Is technology moving people away from manual and skilled labour jobs?
In many cases the answer is yes, so those who remain in these professions are increasingly sought after, meaning they can get paid more than they used to for doing the same job, and the best can charge whatever they like.
Fo a Chef the relationship with food is too personal to be automated, the passion and love for cooking, and eating, simply can’t be replaced.
So for Chefs it is slightly different, yes you will/are being paid more, but you have less help and the number of diners is only going up, in fact eating out is increasing at a faster rate now than before the financial crisis. You are now working harder for that money and doing more.
Of course you can always blame the restaurants for pushing for more, more seats, bigger menu, faster turning tables. But they are just caught up in the same loop as chefs, just from a different direction.
There are more restaurants opening, so even though more people are eating out, more restaurants mean the upsurge is negated, also more restaurants means more demand for more chefs, making the loop spin quicker.
And margins are tight, chains with increased buying power and super efficient systems and models mean they can charge less, putting pressure on independents, who have to maximise busy times by more seats, faster turnover, bigger menus.
You see where I am going.
Whats the answer? Technology?
Professional kitchens remain in digital darkness, yes we have lots of new cooking equipment and methods, water baths, immersion circulators, smoking guns, printed food, but these only add jobs and further complication to dishes,
OK, water baths can help improve quality and efficiency, but only if used right.
We have internet connected ovens and dishwashers but nobody really knows what to do with them, I recall a chef demo-ing the latest internet connected combi, the only use he could find for the in built USB port was for charging his phone, a £15000 phone charger.
Not since the stand mixer was invented in 1908, and commis no longer needed arms like Popeye, has there been a truly timesaving piece of equipment introduced.
Of course your combi can track cooking times and temperatures, but where does this info go?
You can download recipes but I have yet to meet a chef who uses them.
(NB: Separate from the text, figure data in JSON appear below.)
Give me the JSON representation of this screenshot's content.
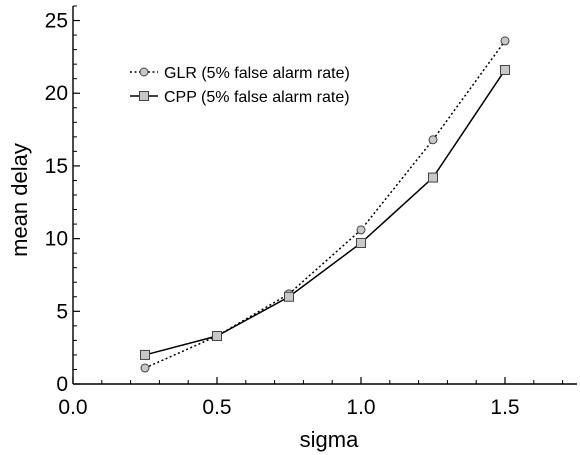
{
  "chart_data": {
    "type": "line",
    "xlabel": "sigma",
    "ylabel": "mean delay",
    "xlim": [
      0.0,
      1.75
    ],
    "ylim": [
      0,
      26
    ],
    "x_ticks": [
      "0.0",
      "0.5",
      "1.0",
      "1.5"
    ],
    "y_ticks": [
      "0",
      "5",
      "10",
      "15",
      "20",
      "25"
    ],
    "legend_position": "upper-left",
    "grid": false,
    "series": [
      {
        "name": "GLR (5% false alarm rate)",
        "line_style": "dotted",
        "marker": "circle",
        "marker_color": "#c8c8c8",
        "x": [
          0.25,
          0.5,
          0.75,
          1.0,
          1.25,
          1.5
        ],
        "y": [
          1.1,
          3.3,
          6.2,
          10.6,
          16.8,
          23.6
        ]
      },
      {
        "name": "CPP (5% false alarm rate)",
        "line_style": "solid",
        "marker": "square",
        "marker_color": "#c8c8c8",
        "x": [
          0.25,
          0.5,
          0.75,
          1.0,
          1.25,
          1.5
        ],
        "y": [
          2.0,
          3.3,
          6.0,
          9.7,
          14.2,
          21.6
        ]
      }
    ]
  }
}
We can’t replace a chef’s sense of taste, touch or technique, so stop trying, robotic chefs is an interesting idea but it will never happen at a high level, cooking burgers in a fast food chain, maybe, but beyond that…
Real Chef tech solutions will come by replacing the tasks you don’t need chefs doing, which is basically everything except for creating dishes and cooking.
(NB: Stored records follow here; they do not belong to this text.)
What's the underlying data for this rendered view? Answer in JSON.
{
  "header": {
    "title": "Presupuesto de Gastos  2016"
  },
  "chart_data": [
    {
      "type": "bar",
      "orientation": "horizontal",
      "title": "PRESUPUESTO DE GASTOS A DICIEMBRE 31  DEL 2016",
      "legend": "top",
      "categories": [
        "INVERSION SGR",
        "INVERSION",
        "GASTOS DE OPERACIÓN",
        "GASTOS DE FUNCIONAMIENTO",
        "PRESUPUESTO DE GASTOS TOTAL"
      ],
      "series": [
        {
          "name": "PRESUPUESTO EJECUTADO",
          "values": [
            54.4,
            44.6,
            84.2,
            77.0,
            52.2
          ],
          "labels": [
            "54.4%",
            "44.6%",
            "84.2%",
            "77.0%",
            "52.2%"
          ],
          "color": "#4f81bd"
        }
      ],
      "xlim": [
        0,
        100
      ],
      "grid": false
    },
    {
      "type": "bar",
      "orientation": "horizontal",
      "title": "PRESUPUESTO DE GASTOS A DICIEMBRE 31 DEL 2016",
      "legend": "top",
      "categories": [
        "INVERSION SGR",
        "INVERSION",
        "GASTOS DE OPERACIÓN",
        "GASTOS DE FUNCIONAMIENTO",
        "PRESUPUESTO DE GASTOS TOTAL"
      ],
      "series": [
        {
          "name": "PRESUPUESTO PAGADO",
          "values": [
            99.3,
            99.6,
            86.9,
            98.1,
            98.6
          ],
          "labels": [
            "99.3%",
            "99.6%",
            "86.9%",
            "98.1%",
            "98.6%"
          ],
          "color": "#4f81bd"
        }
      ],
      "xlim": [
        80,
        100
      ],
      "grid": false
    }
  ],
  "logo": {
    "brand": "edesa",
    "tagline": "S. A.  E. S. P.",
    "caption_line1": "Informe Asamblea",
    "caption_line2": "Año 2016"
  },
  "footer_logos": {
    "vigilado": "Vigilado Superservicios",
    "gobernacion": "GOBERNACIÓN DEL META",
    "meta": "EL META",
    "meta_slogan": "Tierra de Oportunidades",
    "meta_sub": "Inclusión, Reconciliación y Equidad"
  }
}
So how can technology help chefs:
- Food Safety Records, these are vital, yet time consuming for kitchen staff, so we have got rid of the paper and we have an app for that (shameless plug)
- Self cleaning ovens.
- Internet connected fridges that automatically record temperatures and alert you when it breaks, or the commis turns it off. (again, another shameless plug)
- Machine learning menu programmes that adjust to your style of menu and suggest dishes taking into account seasonal availability and market prices.
- Big Data POS systems that track what sells, when it sells and with the best margins. And predict when you will be busy and accurately predict how much food you will need, minimising waste.
- Automated marketing, getting better all the time, removing the need to spend hours emailing customers, designing flyers, putting up social media posts.
Mobile Technology allows customers to read the menu, order and pay without having to talk to a waiter, all in the interest of time saving and convenience, but does it really save time?
We still need the waiter to fulfil the drinks order and bring it to the table and we still need the chef to prep cook and serve the food.
The idea of customers having complete control over when to arrive, what to order and when would terrify most sit in restaurants, a waiter’s job is much more than transporting food from kitchen to customer, they are there to manage the flow, act as communication between the kitchen and customer, and ensure customer satisfaction.
I think food is too personal to be automated.
So where do we go?
I think we are now just beginning to explore that question in relation to BOH operations, the questions are difficult, the answers will be more so, but it’s a challenge that we are beginning to address, and for me personally, after 25+ years in professional kitchens, an exciting journey to undertake!